Think Rich In Order To Be Rich
Let me give you an example of how a millionaire would think rich when buying coffee everyday. Looking at it from an alternative perspective, if someone here were working at a minimum wage of $12.50, that would mean in order to pay for the $2,520 per year, one would have to work around 200 hours. This isn’t accounting for a form double-taxation of course. You get taxed once when you get your paycheck, then sales tax at the register when you purchase your drink. Millionaires think rich not just in dollar values but also in labor hours.
In a normal 40-hour work week, Bob would have to work 5 weeks in order to pay for Starbucks. Or in other words, Bob has to work roughly an hour every day in order to pay for breakfast.
Essentially, Bob gets paid for 7 hours worth of work everyday.
A millionaire who think rich would see it this way.
Other “Currencies” of Cost
It becomes an eye-opener when you think about the labor-to-reward ratio for the most generic routine purchases in life. If you go out to eat with your friends and spend $40 on food and drink, that’s about the equivalent of working 4 hours. Some people go to work for 4 hours, take a $20 lunch break, and go back to work for the last 4 hours. At the end of the day, they’ve essentially gone home with 6 hours worth of pay for 8 hours worth of work. That’s think poor. Not think rich.

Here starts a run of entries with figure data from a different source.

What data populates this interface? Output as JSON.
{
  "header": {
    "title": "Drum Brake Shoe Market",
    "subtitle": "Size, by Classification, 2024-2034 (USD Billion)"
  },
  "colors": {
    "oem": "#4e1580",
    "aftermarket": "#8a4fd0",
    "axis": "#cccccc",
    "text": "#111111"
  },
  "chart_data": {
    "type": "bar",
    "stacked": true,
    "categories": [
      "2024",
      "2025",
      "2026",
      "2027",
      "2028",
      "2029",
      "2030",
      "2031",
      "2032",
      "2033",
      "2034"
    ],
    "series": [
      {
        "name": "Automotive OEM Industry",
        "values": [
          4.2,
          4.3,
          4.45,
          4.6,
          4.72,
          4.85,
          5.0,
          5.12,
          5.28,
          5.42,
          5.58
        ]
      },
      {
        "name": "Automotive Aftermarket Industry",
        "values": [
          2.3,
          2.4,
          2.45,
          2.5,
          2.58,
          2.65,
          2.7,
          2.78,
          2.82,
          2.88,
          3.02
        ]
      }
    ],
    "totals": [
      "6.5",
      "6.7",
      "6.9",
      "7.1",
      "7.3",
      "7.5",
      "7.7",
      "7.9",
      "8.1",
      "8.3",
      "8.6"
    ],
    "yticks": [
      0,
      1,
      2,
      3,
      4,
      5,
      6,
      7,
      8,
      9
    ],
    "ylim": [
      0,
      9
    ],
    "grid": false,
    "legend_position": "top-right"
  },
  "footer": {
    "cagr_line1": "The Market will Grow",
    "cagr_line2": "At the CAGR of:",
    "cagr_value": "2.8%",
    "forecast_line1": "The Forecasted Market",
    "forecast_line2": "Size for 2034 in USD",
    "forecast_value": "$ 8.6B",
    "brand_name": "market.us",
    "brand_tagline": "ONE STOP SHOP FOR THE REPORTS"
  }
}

Here in the DC area, we have express lanes on the highway, whose cost is dependent on the time of day and number of cars. They can be as low as $0.50 to as high as $30.00.
Now it’s understandable that some people have obligations after work and so the need to get by traffic makes sense. But those with more flexible options might want to think about whether it’s worth it to spend an extra hour stuck in traffic or cancel out 2-3 hours worth of work. My friend likes to say that you might as well go to dinner and spend $30.00 on a steak. Then when you’re done, traffic will be gone. My friend likes to think rich despite not being rich. However, I believe that’s a great characteristic towards wealth building.
Next time you’re out shopping, remember to think rich. What is the cost of your purchase in labor hours rather than dollars. It may help put things in perspective. Addressing the Starbucks example, it might be economical to bring in your own coffee maker. My sister gave me her Keurig machine and my coworkers and I spend $1-2 on K-cups per day. Our entire room uses the one machine and brings down costs. True coffee drinkers out there bring their own machine and grind their own beans. Over 30 years of professional work, this will save you tons of money.
That’s not to say somethings aren’t worth spending money on. I like to flip this argument around and think about things that are actually worth it. My dad and I were discussing plans to travel to Asia this Winter for two weeks. As the topic of finances came out, we calculated the true cost of taking a vacation under the think rich mindset:
- Take home pay: $3,000 per month
- $3,000 per month converts to $150 per day
- Vacation days: 10
- Flight: $700
- Hotel: $300
- Misc Expenses: $300
- Total Cost: ($150 x 10) + $700 + $300 +$300 = $2,800
The question came down to: Would I work one month for a 2-week trip to Asia? For me, still under the think rich mindset, would say hell yes!